Quel est le dictionnaire le plus vendu au monde ? Contrairement à ce que l’on pourrait penser, il ne s’agit pas d’un dictionnaire de langue anglaise mais d’un dictionnaire chinois, le Xinhua Zidian. Le mot Zidian signifie dictionnaire, alors que le terme Cidian désigne un lexique ou un guide de conversation.
La Chine possède une très ancienne tradition lexicographique, ainsi qu’en atteste le premier dictionnaire chinois conçu sous la dynastie Zhou, au troisième siècle avant J.C. En 1716, l’empereur mandchou KANGXI fait éditer le premier vrai dictionnaire de langue chinoise qui demeurera l’ouvrage de référence jusqu’au début du xxe siècle : le Kangxi Zidian. Suivront le Zhonghua Da Zidian en 1915 avec 48 000 entrées, puis le Cihai en 1936 avec 80 000 entrées.
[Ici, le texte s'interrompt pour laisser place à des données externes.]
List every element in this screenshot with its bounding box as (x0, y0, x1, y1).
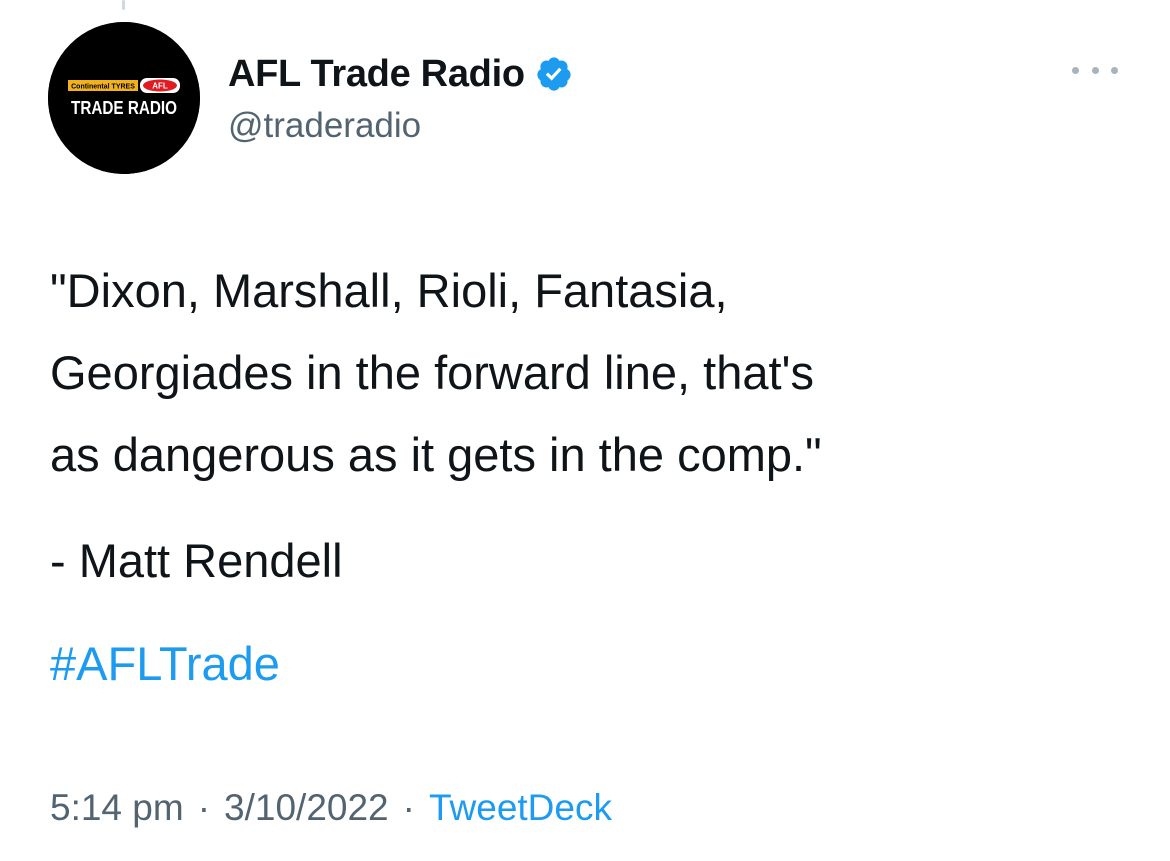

À la proclamation de la République populaire de Chine, en 1949, le nouveau pouvoir est confronté à un problème majeur. En effet la population du pays est illettrée à près de 80 %, et la langue chinoise, divisée en dialectes, doit cohabiter dans certaines provinces avec des langues régionales comme le tibétain et le ouighour. Il est donc urgent pour le pays de se doter d’un outil lexicographique clair, facile à utiliser, accessible au plus grand nombre et en mesure de fournir une base lexicale commune à toute la Chine, le tout à un prix très modéré. C’est le Xinhua Zidian (“Chine nouvelle”) qui partage cette appellation avec l’agence de presse officielle de l’État chinois. Ce dictionnaire, publié pour la première fois en 1953, est rendu aujourd’hui à sa onzième édition ; il compte plus de 567 millions d’exemplaires vendus.
L’ouvrage a connu quelques déboires au cours de la Révolution culturelle. En effet les gardes rouges avaient apposé des autocollants sur sa couverture pour inciter les lecteurs à adopter un regard critique pour y débusquer les “idées capitalistes glissées dans le dictionnaire, [le] manque d’analyse des classes… et [les] conflits avec le climat politique actuel”. Après cet épisode, le ministre ZHOU ENLAI supervisera lui-même l’édition de 1971, dans laquelle seront insérées quarante proclamations de Mao et des extraits comme “Le peuple travailleur a pris en main son destin et est devenu maître de la société“. Au mot Liberté, les États-Unis seront décrits comme “dirigés par une classe dominante exerçant ses droits sur la classe ouvrière, laquelle ne pouvait se soustraire à leur domination”. La phrase : “J’ai hâte de rentrer chez moi” deviendra ainsi : “J’ai hâte de retourner à mon poste de travail”. Avec le temps, le dictionnaire finira peu à peu par être expurgé d’une grande partie de ses références idéologiques.
Moins partisans, les rédacteurs actuels du Xinhua prennent désormais en compte l’influence grandissante de l’anglais sur le chinois et des néologismes résultant de l’ouverture de la Chine à une culture internationale. Malgré une concurrence de plus en plus affirmée, le Xinhua reste la référence incontournable. Peu cher, il est coutume de dire qu’il coûte le prix de 500 grammes de porc. Grand classique, il fait partie des premiers livres qu’un enfant doit posséder en entrant à l’école. Chaque année, les écoles primaires organisent des épreuves de recherches lexicales qui mettent les élèves au défi de rechercher les définitions de mots pris au hasard en un minimum de temps.
Une partie des renseignements cités dans cet article est issue du site Planète chinois. Ci-dessous, une vidéo en anglais de 2016 attribue au Xinhua le titre de “dictionnaire le plus populaire du monde”.
S’il est le plus répandu, le Xinhua n’est pas le dictionnaire chinois le plus complet, titre qui revient au Xiandai Hanyu Cidian. Enfin, nous ne pouvions achever ce billet sans évoquer l'”impératrice” des encyclopédies, le Yongle Dadian, véritable monument de l’histoire lexicographique, élaboré à l’époque Ming. Cet ouvrage hors normes comprenait au final 11.000 volumes et 23.000 chapitres. Dans un billet à venir nous aurons l’occasion de revenir en détail sur ce “monstre”.